Listen best you can through his accent to what Chirag Sheth of London-based precious metals consultancy Metals Focus said this past week on an Indian CNBC-like financial news channel.
So he sheepishly admitted that India is trending to import over 10,000 metric tonnes of silver bullion alone in 2022. That is over 321 million oz or about 1/3rd of the world's annual silver supply.
Any questions out there on why the City of London silver bullion is now at an all-time low?
Again, about 1/3rd of the COMEX is unsecured SLV underlying silver sitting in New York.
London and COMEX continue draining, yet supposed ‘sophisticated’ financial onlookers might not know that given the double counting of silver ounces spoken for (ETFs) or only sold at much higher spot prices.
Finally, as I have stated publicly, the ongoing silver bullion squeeze phenomenon likely leads to a gold bullion squeeze.
I remind you of the COMEX 400 oz $4GC contract, which was invented in March 2020, likely so London and COMEX could double count 400 oz gold bars in major unsecured ETFs like $GLD and $IAU. That $4GC or COMEX 400 oz gold future has no trading volume still.
Western ETF gold sales over the last year and a half have heavily contributed to over 14 million oz of gold.
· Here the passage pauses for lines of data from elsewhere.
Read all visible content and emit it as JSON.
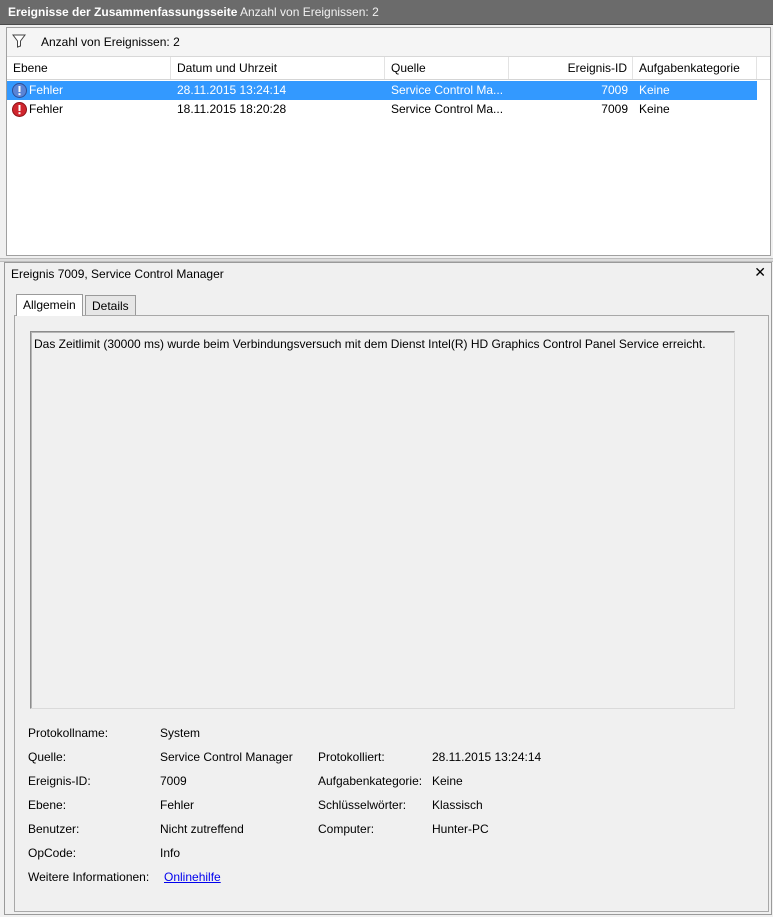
{
  "header": {
    "title": "Ereignisse der Zusammenfassungsseite",
    "count_label": "Anzahl von Ereignissen: 2"
  },
  "filter": {
    "icon": "filter-icon",
    "text": "Anzahl von Ereignissen: 2"
  },
  "table": {
    "columns": [
      "Ebene",
      "Datum und Uhrzeit",
      "Quelle",
      "Ereignis-ID",
      "Aufgabenkategorie"
    ],
    "rows": [
      {
        "level": "Fehler",
        "datetime": "28.11.2015 13:24:14",
        "source": "Service Control Ma...",
        "event_id": "7009",
        "category": "Keine",
        "selected": true
      },
      {
        "level": "Fehler",
        "datetime": "18.11.2015 18:20:28",
        "source": "Service Control Ma...",
        "event_id": "7009",
        "category": "Keine",
        "selected": false
      }
    ]
  },
  "detail": {
    "title": "Ereignis 7009, Service Control Manager",
    "close_glyph": "✕",
    "tabs": [
      "Allgemein",
      "Details"
    ],
    "message": "Das Zeitlimit (30000 ms) wurde beim Verbindungsversuch mit dem Dienst Intel(R) HD Graphics Control Panel Service erreicht.",
    "labels": {
      "log_name": "Protokollname:",
      "source": "Quelle:",
      "event_id": "Ereignis-ID:",
      "level": "Ebene:",
      "user": "Benutzer:",
      "opcode": "OpCode:",
      "more_info": "Weitere Informationen:",
      "logged": "Protokolliert:",
      "task_category": "Aufgabenkategorie:",
      "keywords": "Schlüsselwörter:",
      "computer": "Computer:"
    },
    "values": {
      "log_name": "System",
      "source": "Service Control Manager",
      "event_id": "7009",
      "level": "Fehler",
      "user": "Nicht zutreffend",
      "opcode": "Info",
      "more_info": "Onlinehilfe",
      "logged": "28.11.2015 13:24:14",
      "task_category": "Keine",
      "keywords": "Klassisch",
      "computer": "Hunter-PC"
    }
  },
  "colors": {
    "selection": "#3399ff",
    "error_icon": "#d0262e",
    "header_bar": "#6b6b6b",
    "link": "#0000ee"
  }
}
The west likely headed east to India, China, Turkey, and other eastern central banks and investor stashes.
Trends and rolling evidence are leading to an acute bullion shortage era.
A duration of time where even large, deliverable amounts of silver bullion or gold bullion priced reasonably close to the claimed spot price and or futures market quotations will not be attainable (mere cash or derivative settled holograms of what they pretend to represent).
Those that are too late will get to own underperforming unsecured ETFs like $SLV, $SIVR, $GLD, or $IAU.
I sincerely hope you'll not be one of them.
Hopefully, you have secured your prudent bullion stash before that potential wide-scale physical bullion shortage era arrives and bullion vs. derivative price discovery bifurcates wildly in favor of the former.
That is all for this week's SD Bullion Market Update.
As always, to you out there, take great care of yourselves and those you love.